1〜2年ほど前、知り合いがやっているライブバーにヘルプで入った。彼は基本的に一人で店をやっていて、ときどきヘルプに入ってもらいながらなんとかやっていたのだが、抗がん剤治療を受けることになり、体調に波があるので、常にヘルプに入ってもらわないとやっていけないと困っていたのだった。彼は自分にとって恩師のような存在でもあったため、一度手伝いたいと思って名乗り出た。
その日は、非常に多くの出演があり、とても忙しい日だった。私の仕事は入場受付をし、ドリンクオーダーを聞くことだった。入場者が予約をしているか聞き、予約をしている場合はさらに名前を聞き、企画者から受け取ったリストと照合してその人がディスカウントになっているのかどうか確認し、それぞれが支払うことになっている入場料を支払ってもらうのだった。ドリンクはビールやジュースなど瓶に入っているものなら栓を抜いて提供し、その他作る必要があるものならマスターに指示を出すことになっていた。マスターは病気のせいなのか、抗がん剤の副作用のせいなのか、頭が痛む、視界がぐらぐらする、幻覚のようなものが見える……とかなり具合が悪そうだったので、ドリンクをお願いするたびに申し訳ない気持ちになった。

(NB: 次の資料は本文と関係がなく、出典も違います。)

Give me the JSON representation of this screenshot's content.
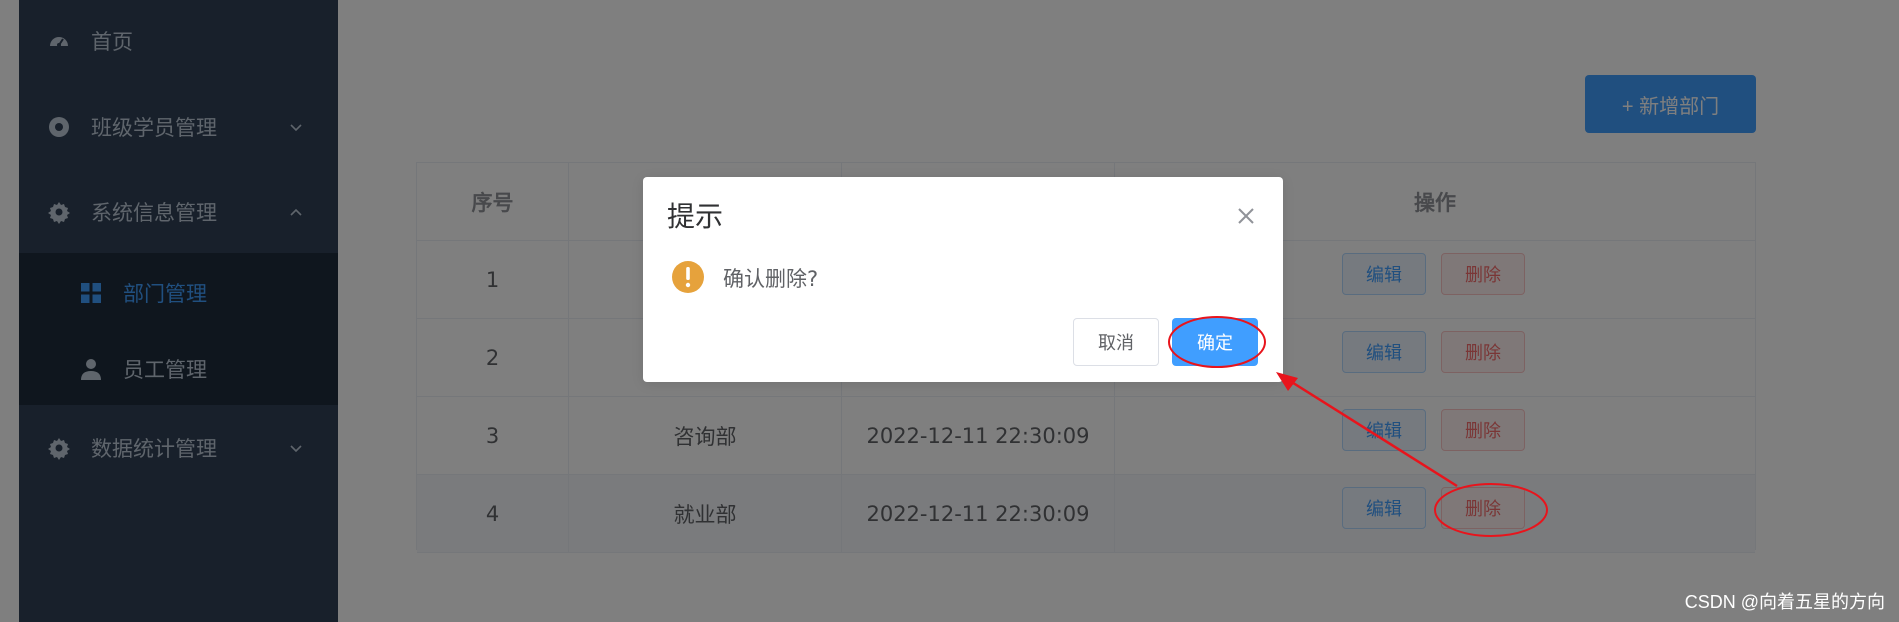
{
  "sidebar": {
    "items": [
      {
        "label": "首页",
        "icon": "dashboard-icon"
      },
      {
        "label": "班级学员管理",
        "icon": "circle-icon",
        "chevron": "chevron-down-icon"
      },
      {
        "label": "系统信息管理",
        "icon": "gear-icon",
        "chevron": "chevron-up-icon"
      },
      {
        "label": "数据统计管理",
        "icon": "gear-icon",
        "chevron": "chevron-down-icon"
      }
    ],
    "sub_items": [
      {
        "label": "部门管理",
        "icon": "grid-icon",
        "active": true
      },
      {
        "label": "员工管理",
        "icon": "user-icon",
        "active": false
      }
    ],
    "colors": {
      "background": "#304156",
      "submenu": "#1f2d3d",
      "text": "#bfcbd9",
      "active": "#409eff"
    }
  },
  "toolbar": {
    "add_label": "+ 新增部门"
  },
  "table": {
    "headers": [
      "序号",
      "",
      "",
      "操作"
    ],
    "rows": [
      {
        "index": "1",
        "name": "",
        "time": ""
      },
      {
        "index": "2",
        "name": "",
        "time": ""
      },
      {
        "index": "3",
        "name": "咨询部",
        "time": "2022-12-11 22:30:09"
      },
      {
        "index": "4",
        "name": "就业部",
        "time": "2022-12-11 22:30:09"
      }
    ],
    "actions": {
      "edit": "编辑",
      "delete": "删除"
    }
  },
  "dialog": {
    "title": "提示",
    "message": "确认删除?",
    "cancel": "取消",
    "confirm": "确定",
    "icons": {
      "close": "close-icon",
      "warning": "warning-icon"
    }
  },
  "watermark": "CSDN @向着五星的方向",
  "colors": {
    "primary": "#409eff",
    "danger": "#f56c6c",
    "warning": "#e6a23c",
    "annotation": "#e8141c"
  }
}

少し落ち着いてきたとき、女性シンガーソングライターにつきまとっている男性客が目についた。これがいわゆる「シンガーソングライターおじさん」なのだなと悟った。短く刈り上げた髪に麦わら帽子だったかバケットハットだったかを深くかぶり、柄の入った半袖のシャツとベージュの半ズボンを身につけた四十がらみの清潔感があるのかないのかわからない男。女性にしきりに何か話しかけ、ドリンクを奢るよと提案しては何度も断られていた。彼はハイボールを1000杯くらい頼んできた。その度に椅子に腰掛けて苦しそうにしているマスターに声をかけなければならず胸が傷んだ。いや、この件に関しては彼は何も悪くないのだが。彼はハイボールを渡すと、必ずその場で一口飲み、無邪気な笑顔で「おいしいですね!」と言ってきた。
正直、シンガーソングライターおじさんを見るのは不快だった。彼は酔っ払っているのか、他の出演者が演奏している間はほとんど俯いていた。たぶん、眠っていた。しかし、演奏と演奏の間の転換の時間になるとしきりに女性に話しかけていた。こうはなりたくないと思った。彼が「おいしいです」と言ってくるたびに返事に困るので、無視することにした。鼻につく礼儀正しさだった。

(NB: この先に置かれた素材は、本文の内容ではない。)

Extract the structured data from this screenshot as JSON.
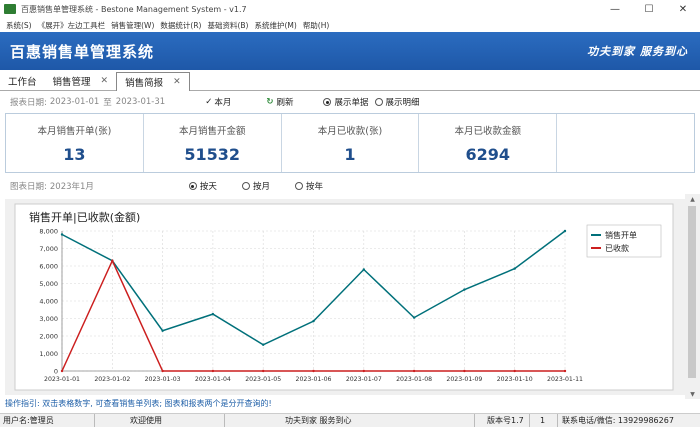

彼が500杯目くらいのハイボールを頼みにきたとき、何かを腹のあたりに抱えていることに気づいた。岩波文庫の青だった。まるで腹部を切られてしまった侍が、はらわたがこぼれ落ちないように腹を押さえているような抱え方だった。岩波文庫の青といえば、哲学書の古典の宝庫だ。彼は哲学書を読んでいるシンガーソングライターおじさんだった。
イベントの終わりが近づいてきた。女性シンガーソングライターは、ついにシンガーソングライターおじさんのドリンクの提案を受け入れ、りんごビールを飲んでいた。おじさんは上機嫌だった。さっきまではおじさんが一方的に話しかけているようだったが、りんごビールの効果なのか、二人の会話は盛り上がっているように見えた。おじさんがハイボールを頼む回数も増えてきた。
そのとき、彼が抱えている本のタイトルを確認することができた。なんと、ニーチェだった。『悲劇の誕生』。
その後イベントは無事に終わり、私は早めに上がらせてもらったので彼がその後どうなったのかはわからない。私が思うに、彼は今もハイボールを飲みながら、女性シンガーソングライターにしきりに話しかけているのではないか。こぼれ落ちるはらわたのような『悲劇の誕生』を抱えて……。